Today, James Gunn is the guy known for creating slightly off-beat, and surprisingly emotional, comic book movies like The Suicide Squad and The Guardians of the Galaxy, before that, he was the guy who wrote a pair of off beat live-action Scooby-Doo movies, and he clearly has a complicated relationship with those films.
The two live-action Scooby-Doo films written by James Gunn have become sort of cult classics over the years, not in the least because they were written by Gunn, who has since become a much bigger name. We know that the first movie especially was never the film that filmmakers quite wanted to make, and maybe that’s why Gunn is giving the movies a hard time on Twitter following the announcement they’re coming to Netflix in October.
The Original Plan For The Live-Action Scooby-Doo
The original live-action Scooby-Doo was, for the most part, a movie geared toward a family audience that would have been enjoying any of the multitude of versions of the cartoon that inspired it. There was a bit of innuendo thrown in, but from what we have learned in the years since, the movie was originally planned to be something quite different. The original Scooby-Doo was shooting for a PG-13 rating, being a film designed for fans who had grown up with the cartoon, but who had very clearly grown up.
As Gunn specifies in a response to this original post, the PG-13 movie literally never happened. Scooby-Doo originally got an R-rating, and following the cuts and changes that were made from that, the film ended up as a PG movie.
The first Scooby-Doo was originally intended (by me, the producers & the director, Raja Gosnell) to be PG-13, but we never got a PG-13 rating. The first rating from the MPAA was R, & then a bunch of stuff was changed, & that cut ended up being rated PG. https://t.co/sfZO79kErKSeptember 20, 2022
Changes included reducing the amount of cleavage on screen via CGI and removing explicit references to Velma being gay. There were apparently Scooby-Doo test audiences that took issue with the idea of taking the property, that had a general audience, and making a movie that was not for that general audience.
In the end, it all worked out, at least in some way.
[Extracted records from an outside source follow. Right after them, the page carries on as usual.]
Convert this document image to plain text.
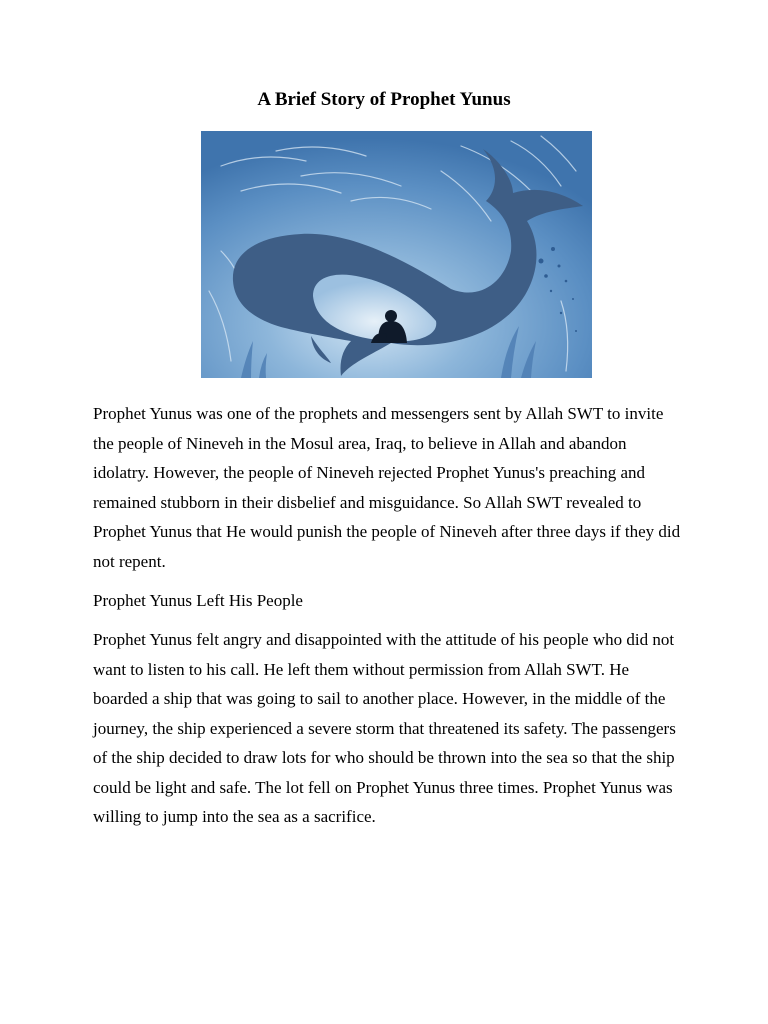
A Brief Story of Prophet Yunus

Prophet Yunus was one of the prophets and messengers sent by Allah SWT to invite the people of Nineveh in the Mosul area, Iraq, to believe in Allah and abandon idolatry. However, the people of Nineveh rejected Prophet Yunus's preaching and remained stubborn in their disbelief and misguidance. So Allah SWT revealed to Prophet Yunus that He would punish the people of Nineveh after three days if they did not repent.

Prophet Yunus Left His People

Prophet Yunus felt angry and disappointed with the attitude of his people who did not want to listen to his call. He left them without permission from Allah SWT. He boarded a ship that was going to sail to another place. However, in the middle of the journey, the ship experienced a severe storm that threatened its safety. The passengers of the ship decided to draw lots for who should be thrown into the sea so that the ship could be light and safe. The lot fell on Prophet Yunus three times. Prophet Yunus was willing to jump into the sea as a sacrifice.
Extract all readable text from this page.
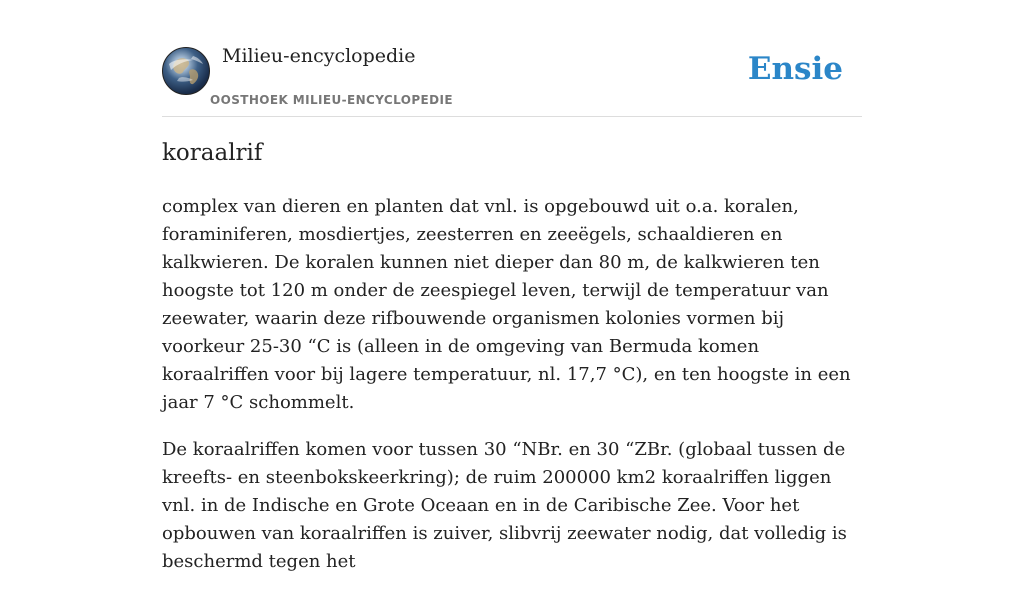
Milieu-encyclopedie
OOSTHOEK MILIEU-ENCYCLOPEDIE
Ensie
koraalrif

complex van dieren en planten dat vnl. is opgebouwd uit o.a. koralen, foraminiferen, mosdiertjes, zeesterren en zeeëgels, schaaldieren en kalkwieren. De koralen kunnen niet dieper dan 80 m, de kalkwieren ten hoogste tot 120 m onder de zeespiegel leven, terwijl de temperatuur van zeewater, waarin deze rifbouwende organismen kolonies vormen bij voorkeur 25-30 “C is (alleen in de omgeving van Bermuda komen koraalriffen voor bij lagere temperatuur, nl. 17,7 °C), en ten hoogste in een jaar 7 °C schommelt.

De koraalriffen komen voor tussen 30 “NBr. en 30 “ZBr. (globaal tussen de kreefts- en steenbokskeerkring); de ruim 200000 km2 koraalriffen liggen vnl. in de Indische en Grote Oceaan en in de Caribische Zee. Voor het opbouwen van koraalriffen is zuiver, slibvrij zeewater nodig, dat volledig is beschermd tegen het
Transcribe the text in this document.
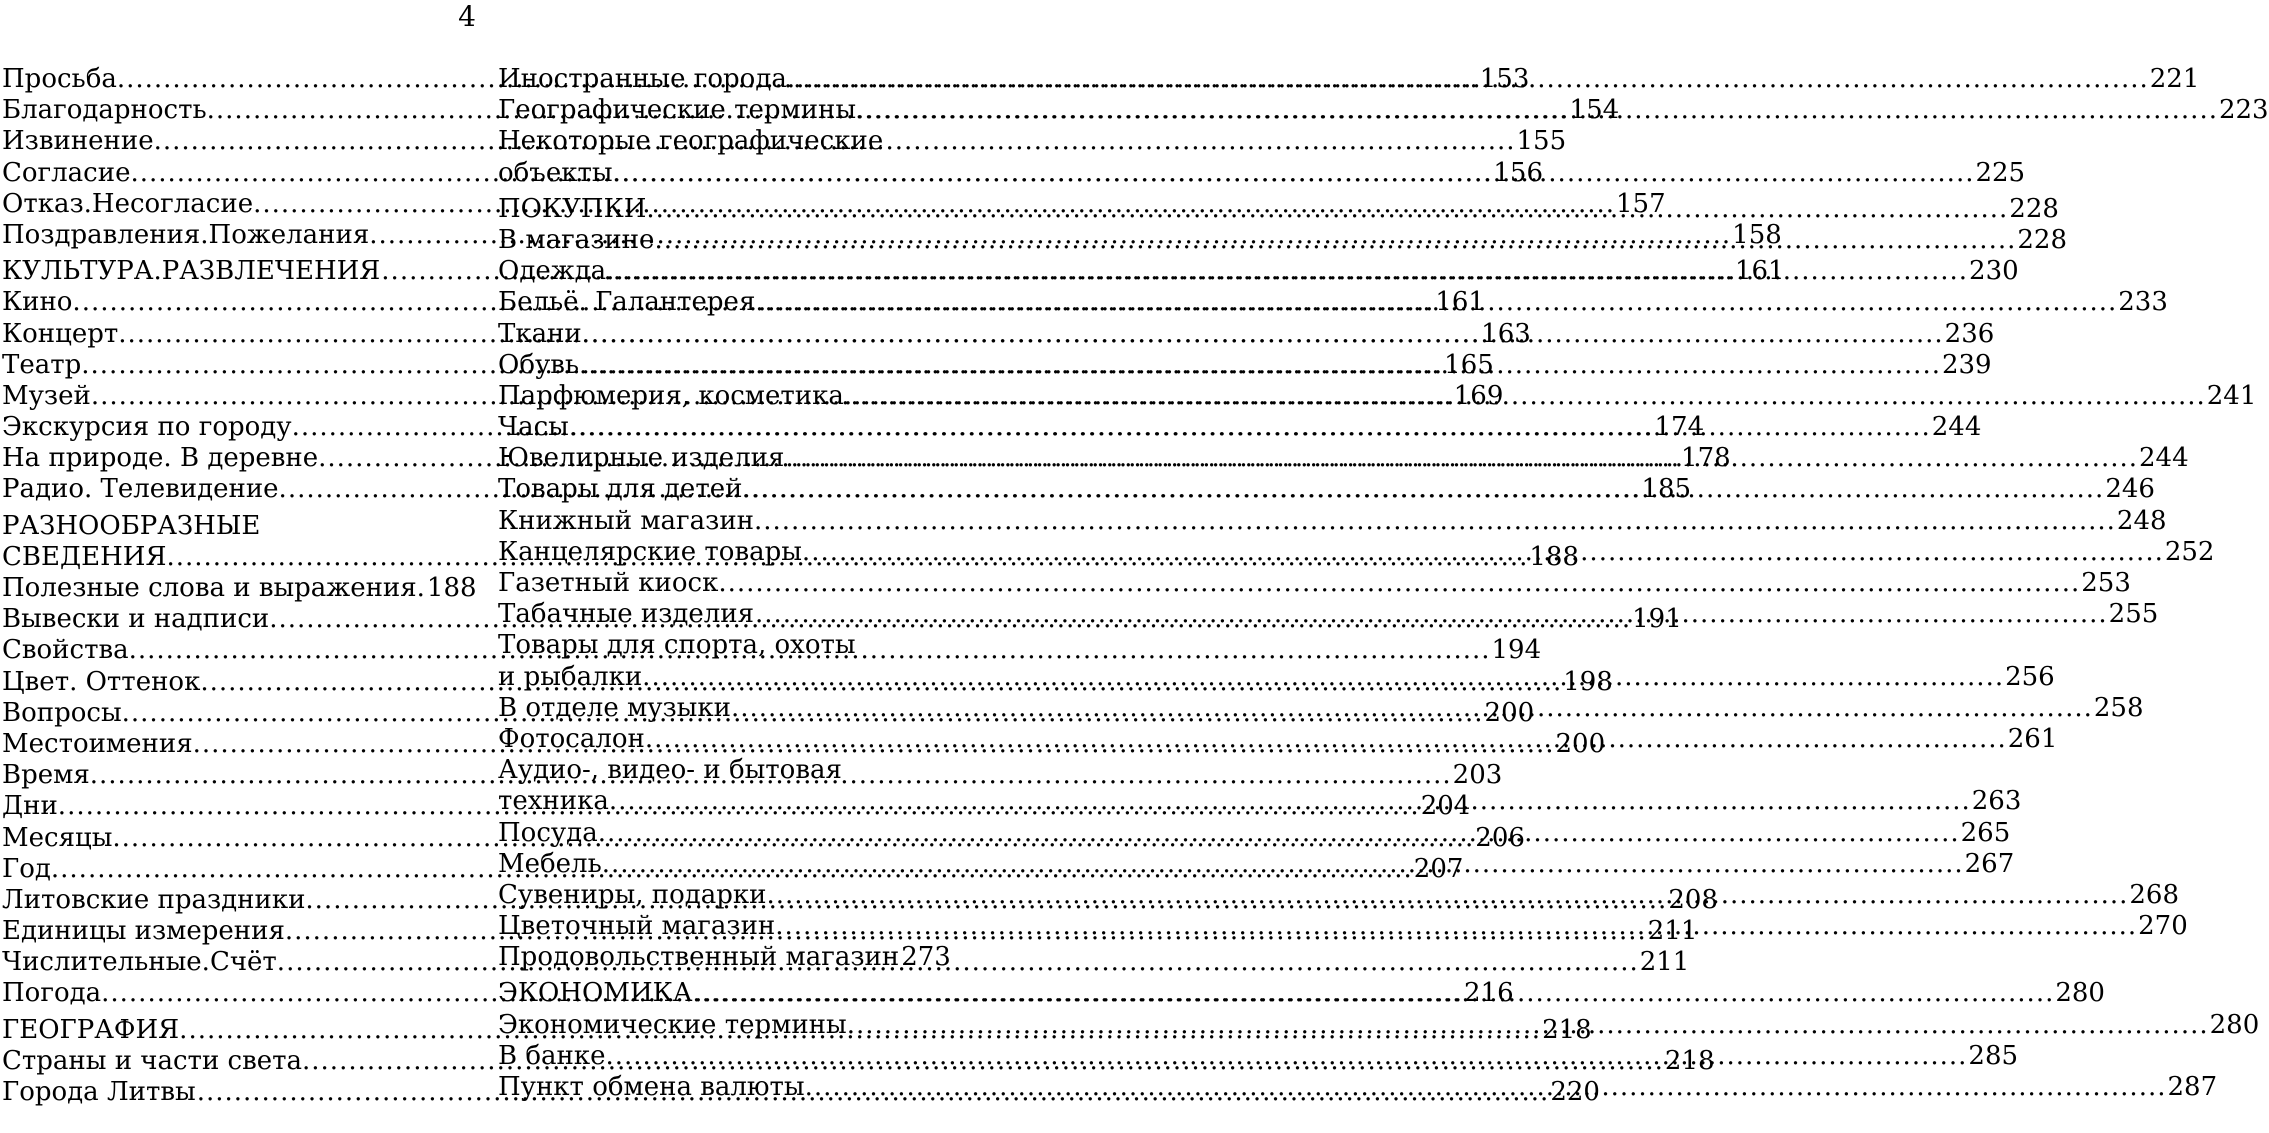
4
Просьба. .....	153
Благодарность. .....	154
Извинение. .....	155
Согласие. .....	156
Отказ.Несогласие. .....	157
Поздравления.Пожелания. .....	158
КУЛЬТУРА.РАЗВЛЕЧЕНИЯ .....	161
Кино. .....	161
Концерт. .....	163
Театр. .....	165
Музей. .....	169
Экскурсия по городу. .....	174
На природе. В деревне. .....	178
Радио. Телевидение. .....	185
РАЗНООБРАЗНЫЕ
СВЕДЕНИЯ. .....	188
Полезные слова и выражения. 188
Вывески и надписи. .....	191
Свойства. .....	194
Цвет. Оттенок. .....	198
Вопросы. .....	200
Местоимения. .....	200
Время. .....	203
Дни. .....	204
Месяцы. .....	206
Год. .....	207
Литовские праздники. .....	208
Единицы измерения. .....	211
Числительные.Счёт. .....	211
Погода. .....	216
ГЕОГРАФИЯ. .....	218
Страны и части света. .....	218
Города Литвы .....	220
Иностранные города. .....	221
Географические термины. .....	223
Некоторые географические
объекты. .....	225
ПОКУПКИ. .....	228
В магазине. .....	228
Одежда. .....	230
Бельё. Галантерея. .....	233
Ткани. .....	236
Обувь. .....	239
Парфюмерия, косметика. .....	241
Часы. .....	244
Ювелирные изделия .....	244
Товары для детей. .....	246
Книжный магазин. .....	248
Канцелярские товары. .....	252
Газетный киоск. .....	253
Табачные изделия .....	255
Товары для спорта, охоты
и рыбалки. .....	256
В отделе музыки. .....	258
Фотосалон. .....	261
Аудио-, видео- и бытовая
техника. .....	263
Посуда. .....	265
Мебель. .....	267
Сувениры, подарки. .....	268
Цветочный магазин. .....	270
Продовольственный магазин 273
ЭКОНОМИКА. .....	280
Экономические термины. .....	280
В банке. .....	285
Пункт обмена валюты. .....	287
The first Scooby-Doo was successful enough that it earned a sequel, though Gunn’s plan for a third movie would never see the light of day, after the second film, Scooby-Doo 2: Monsters Unleashed, didn’t do quite as well at the box office. Gunn has said the money he made from the film was significant, allowing him to buy a house, and that’s certainly worthwhile.
The movies were also James Gunn’s first big studio projects, after cutting his teeth on movies for Troma. A direct line can be drawn between these films and the place in Hollywood that he is in today. There would likely be no Guardians of the Galaxy, at least not James Gunn’s version of them, without the kids from Mystery Inc. These movies are important to him, even if they didn’t quite turn out as he planned.